Dans sa jeunesse, il écrit et monte des pièces de théâtre. Adulte il publie plusieurs livres (deux romans écrits en tigrinya (l'une des langues de l'Érythrée) qui lui valent plusieurs prix littéraires attribués lors de différents festivals en Érythrée[5].

Fuyant la guerre d'Érythrée, il arrive dans le camp de réfugiés de Markaryd en Suède. De 1985 à 1992, il trouve un travail d'agent d'entretien et vit à Lerum près de Göteborg, tout en restant actif dans la diaspora érythréenne avec, entre autres, Yonas Manna (devenu depuis chargé d'affaires de l'Érythrée)[5].

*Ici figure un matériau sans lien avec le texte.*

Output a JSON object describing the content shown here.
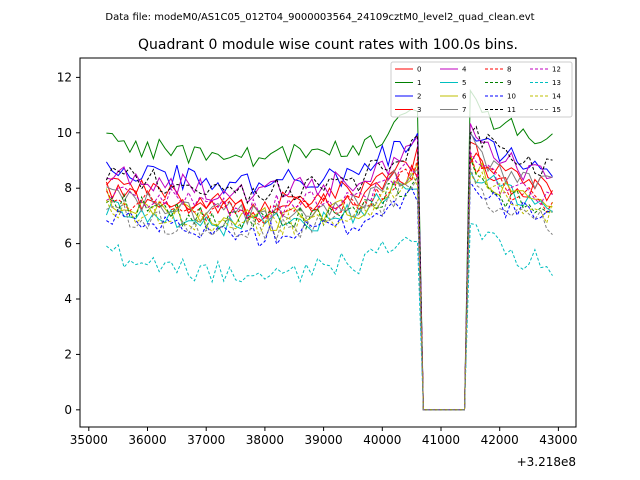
{
  "suptitle": "Data file: modeM0/AS1C05_012T04_9000003564_24109cztM0_level2_quad_clean.evt",
  "chart_data": {
    "type": "line",
    "title": "Quadrant 0 module wise count rates with 100.0s bins.",
    "xlabel": "",
    "ylabel": "",
    "x_offset_label": "+3.218e8",
    "xlim": [
      34850,
      43300
    ],
    "ylim": [
      -0.62,
      12.7
    ],
    "x_ticks": [
      35000,
      36000,
      37000,
      38000,
      39000,
      40000,
      41000,
      42000,
      43000
    ],
    "y_ticks": [
      0,
      2,
      4,
      6,
      8,
      10,
      12
    ],
    "legend_position": "top-right",
    "x_start": 35300,
    "bin_width": 100,
    "gap_start": 40700,
    "gap_end": 41400,
    "series": [
      {
        "name": "0",
        "color": "#ff0000",
        "style": "solid",
        "base": 7.9,
        "right": 8.3
      },
      {
        "name": "1",
        "color": "#008000",
        "style": "solid",
        "base": 9.8,
        "right": 10.3
      },
      {
        "name": "2",
        "color": "#0000ff",
        "style": "solid",
        "base": 8.9,
        "right": 9.3
      },
      {
        "name": "3",
        "color": "#ff0000",
        "style": "solid",
        "base": 8.2,
        "right": 8.6
      },
      {
        "name": "4",
        "color": "#bf00bf",
        "style": "solid",
        "base": 8.6,
        "right": 9.0
      },
      {
        "name": "5",
        "color": "#00bfbf",
        "style": "solid",
        "base": 7.4,
        "right": 7.9
      },
      {
        "name": "6",
        "color": "#bfbf00",
        "style": "solid",
        "base": 7.6,
        "right": 8.0
      },
      {
        "name": "7",
        "color": "#808080",
        "style": "solid",
        "base": 7.8,
        "right": 8.6
      },
      {
        "name": "8",
        "color": "#ff0000",
        "style": "dashed",
        "base": 7.8,
        "right": 8.1
      },
      {
        "name": "9",
        "color": "#008000",
        "style": "dashed",
        "base": 7.5,
        "right": 7.8
      },
      {
        "name": "10",
        "color": "#0000ff",
        "style": "dashed",
        "base": 7.0,
        "right": 7.4
      },
      {
        "name": "11",
        "color": "#000000",
        "style": "dashed",
        "base": 8.6,
        "right": 9.3
      },
      {
        "name": "12",
        "color": "#bf00bf",
        "style": "dashed",
        "base": 8.0,
        "right": 8.2
      },
      {
        "name": "13",
        "color": "#00bfbf",
        "style": "dashed",
        "base": 5.6,
        "right": 5.8
      },
      {
        "name": "14",
        "color": "#bfbf00",
        "style": "dashed",
        "base": 7.4,
        "right": 7.7
      },
      {
        "name": "15",
        "color": "#808080",
        "style": "dashed",
        "base": 7.2,
        "right": 7.3
      }
    ]
  }
}
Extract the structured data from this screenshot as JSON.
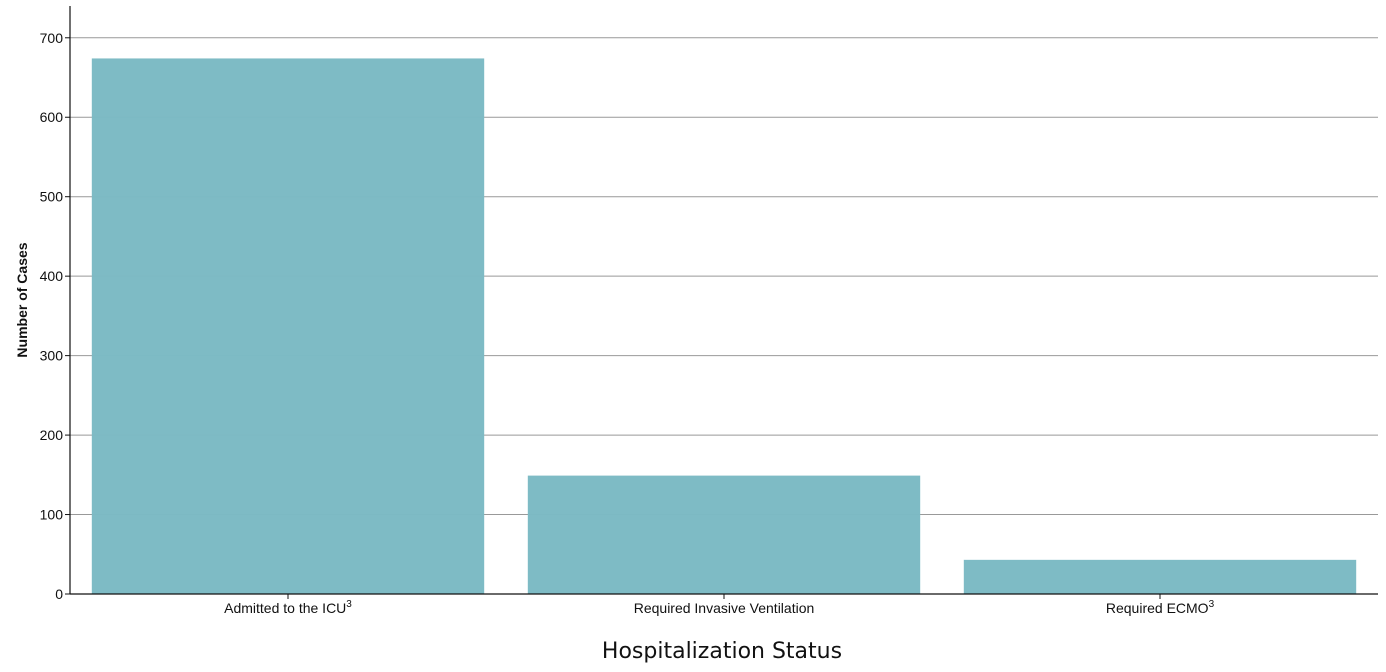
{
  "chart_data": {
    "type": "bar",
    "title": "",
    "xlabel": "Hospitalization Status",
    "ylabel": "Number of Cases",
    "categories": [
      {
        "label": "Admitted to the ICU",
        "superscript": "3"
      },
      {
        "label": "Required Invasive Ventilation",
        "superscript": ""
      },
      {
        "label": "Required ECMO",
        "superscript": "3"
      }
    ],
    "values": [
      674,
      149,
      43
    ],
    "ylim": [
      0,
      740
    ],
    "yticks": [
      0,
      100,
      200,
      300,
      400,
      500,
      600,
      700
    ],
    "grid": true,
    "bar_color": "#7bbac4"
  }
}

En 1992, il devient citoyen suédois[5].

Un an plus tard (1993), alors que la guerre s'est conclue par l'indépendance de l'Érythrée, il rentre à Asmara où il devient cofondateur, journaliste, copropriétaire et rédacteur en chef du premier journal indépendant du pays, dénommé Setit[1]

De 1992 à 1997 il travaille pour le théâtre, créée un groupe de théâtre pour enfants, écrit un livre sur la guerre entre l'Éthiopie et l'Érythrée.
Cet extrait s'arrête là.